Monday, 19 July 2021

Clean over my heads...



Among my many camcorders are a couple of Sony V90e models, these were one of the early Video8 camcorders when they were still fairly large and bulky machines, before the smaller tape formats and palmcorders became available.

The V90e is the same type of camera used in the Steven Soderburgh movie ‘Sex, Lies & Videotape’ and famously pictured in the promotional materials for the movie.

Neither of mine has worked in decades, but on a whim I decided to see if I could resurrect them.  One of them was in good shape cosmetically but tape playback was really choppy with lines all over the screen.



I had assumed the problem was a tracking issue, which would need some specialist equipment to fix, but I thought I might try clearing the heads to see if that helped.

I bought some chamois cleaning swabs with bendable plastic handles (these are much better than cotton swabs as the cotton ones will tend to leave fibres on the recording heads) and set up a clean space to open up the camera.


In order to reach the heads for cleaning I had to remove the tape door cover, which is held in place by a couple of tiny screws.  Removing the screws allows the cover to slide up and off the frame, leaving the tape transport and heads exposed.

I coated a swab in isopropyl (from a vhs head cleaning kit) and then held it gently against the head drum while slowly rotating the heads in an anti-clockwise direction.  I used latex gloves to avoid adding grease or fingerprints to the heads.

After doing this a couple of times I reassembled the camera, hooked up the power and inserted a tape.


Incredibly the cleaning did the trick.  The picture playback was now almost totally clear, with only an occasional flicker in the playback.  The camera still has a few visible bits of dust and lint inside so I expect I will need to repeat this process at some point, but I’m really pleased with the results of my first ever attempt to clean heads without a cleaning tape.

If you have an old camcorder that won’t playback cleanly then it might be worth trying this method to see if it fixes the problem.



Friday, 16 July 2021

The thin black line

 

They don’t make ‘em like they used to.  I’ve acquired a lot of different cameras over the years and most of them end up sitting in storage once they’ve been replaced.  I used to spend hours editing tape-to-tape back in the days before capture cards, stacks of S-VHS and M2 tapes, then once non-linear editing arrived I’d spend hours digitising tapes onto the hard drive, and then finally I moved to digital card-based DSLR cameras and I thought I was finished with tapes.

But it’s funny how time changes things, and here I am wading into the old-school tech once again to resurrect some old projects and maybe even give some old cameras one last outing before they finally succumb to the ravages of time.  Nothing lasts for ever and an analogue video camera is no exception.

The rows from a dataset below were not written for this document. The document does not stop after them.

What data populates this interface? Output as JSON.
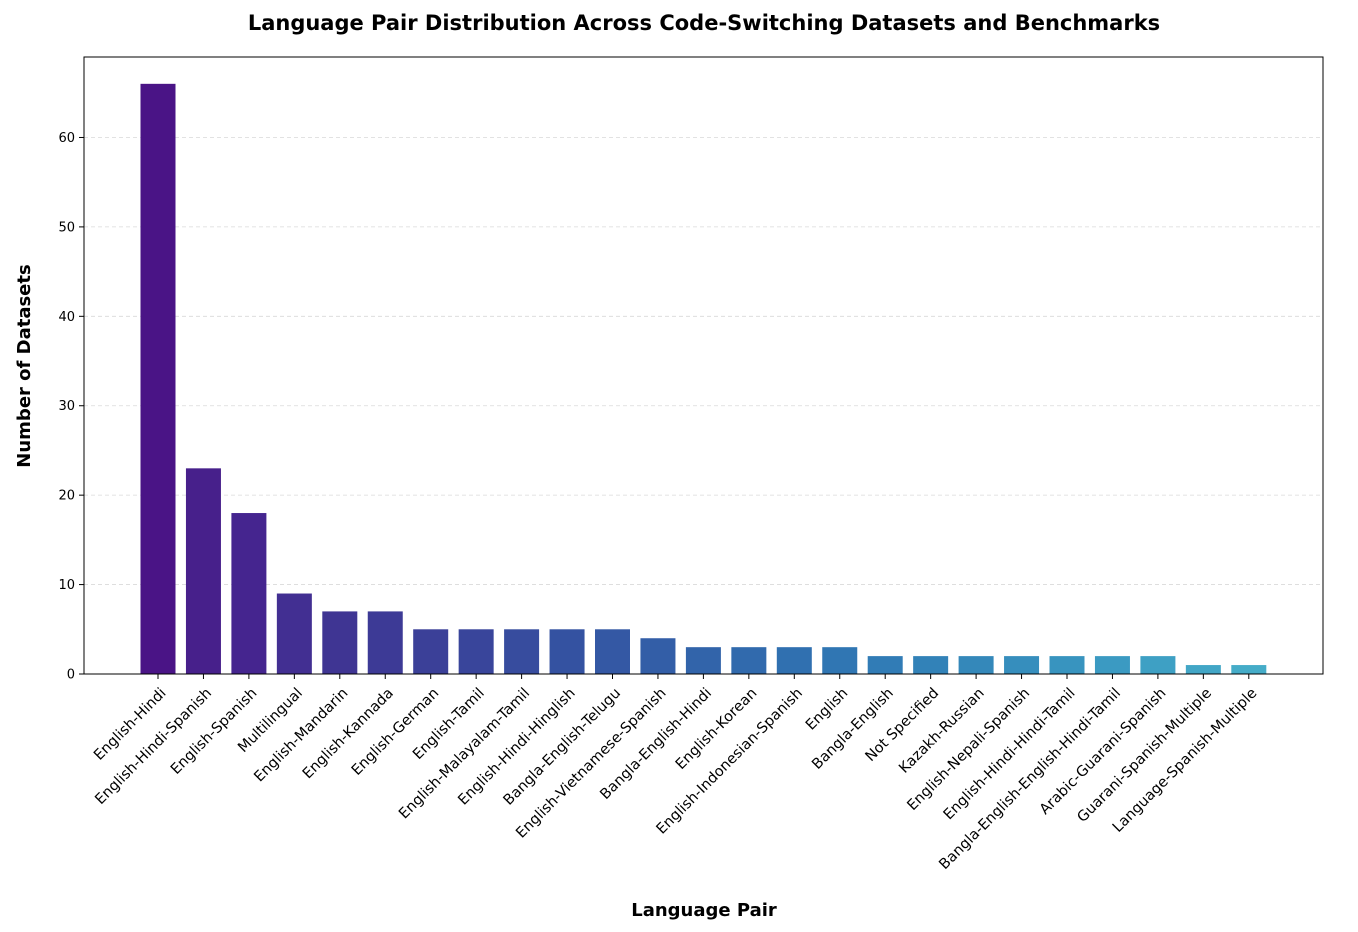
{
  "chart_data": {
    "type": "bar",
    "title": "Language Pair Distribution Across Code-Switching Datasets and Benchmarks",
    "xlabel": "Language Pair",
    "ylabel": "Number of Datasets",
    "ylim": [
      0,
      69
    ],
    "yticks": [
      0,
      10,
      20,
      30,
      40,
      50,
      60
    ],
    "grid": "y-dashed",
    "legend": "none",
    "categories": [
      "English-Hindi",
      "English-Hindi-Spanish",
      "English-Spanish",
      "Multilingual",
      "English-Mandarin",
      "English-Kannada",
      "English-German",
      "English-Tamil",
      "English-Malayalam-Tamil",
      "English-Hindi-Hinglish",
      "Bangla-English-Telugu",
      "English-Vietnamese-Spanish",
      "Bangla-English-Hindi",
      "English-Korean",
      "English-Indonesian-Spanish",
      "English",
      "Bangla-English",
      "Not Specified",
      "Kazakh-Russian",
      "English-Nepali-Spanish",
      "English-Hindi-Hindi-Tamil",
      "Bangla-English-English-Hindi-Tamil",
      "Arabic-Guarani-Spanish",
      "Guarani-Spanish-Multiple",
      "Language-Spanish-Multiple"
    ],
    "values": [
      66,
      23,
      18,
      9,
      7,
      7,
      5,
      5,
      5,
      5,
      5,
      4,
      3,
      3,
      3,
      3,
      2,
      2,
      2,
      2,
      2,
      2,
      2,
      1,
      1
    ],
    "colors": [
      "#4a1486",
      "#47208b",
      "#45258f",
      "#422f92",
      "#3f3593",
      "#3d3a96",
      "#3b4098",
      "#39459b",
      "#374c9e",
      "#3452a1",
      "#3458a4",
      "#335ea7",
      "#3264aa",
      "#316aad",
      "#3070b0",
      "#3076b3",
      "#317cb6",
      "#3282b8",
      "#3488ba",
      "#368ebd",
      "#3894bf",
      "#3b9ac2",
      "#3ea0c4",
      "#42a6c6",
      "#45acc8"
    ]
  }
}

I’ve got a bunch of different examples stacked in boxes and camera bags, with at least one model from each of the main consumer formats and some of them are still surprisingly capable despite their low resolution capture.

The challenges of shooting with these old cameras are mostly caused by a lack of modern niceties.  You don’t get things like histograms, focus peaking or crisp lcd monitors on these old cameras, in fact for something like this Canonvision VM-E2 you don’t even get a colour viewfinder let alone a useable focus screen.  Flick it into ‘auto focus’ and hope for the best.

I’m very curious to see how the footage holds up against more modern cameras, even a cheap mobile phone will probably have a better sensor than one of these old machines, but there is still something to be said for taking a stroll down memory lane and in this age of Terrabyte micro-sd cards and 128,000iso sensors running 8k resolution it’s weirdly refreshing to have nothing but an old analogue camera with a ccd and a spool of magnetic tape in the camera bag.  I wonder how long it will be before I remember why I upgraded in the first place? :)


Tuesday, 6 July 2021

Blackmagic... Intensifies

So the plus-side and the downside of clearing out storage boxes is you find all sorts of filmmaking projects and things that you forgot existed or thought were lost. I’ve unearthed a bunch of old old projects from the 90’s including the master tapes for a short film I made in college.  

Naturally I started thinking about what to do with them, and I had the idea that maybe, just maybe it would be possible to convert these old analogue formats over to digital and try doing a ‘directors cut’ with better grading etc.

So that led me down a rabbit hole of jerry rigging old VCRs and DV cameras to try and get the footage in via FireWire, and it worked, I can get these old analog tapes copied to MiniDV and then do a standard EEE 1394 cable transfer.  So far so good.

But then I started thinking what if there is a better way to do it?  One without the intermediate DV compression step?

So it turns out that Blackmagic make this Intensity Pro capture card which accepts analog inputs including S-Video which should (should) be cleaner than converting to DV using the cameras internal hardware.

My shiny new Intensity Pro 4k card arrived this morning.  Time to get out the toolkit and get it installed.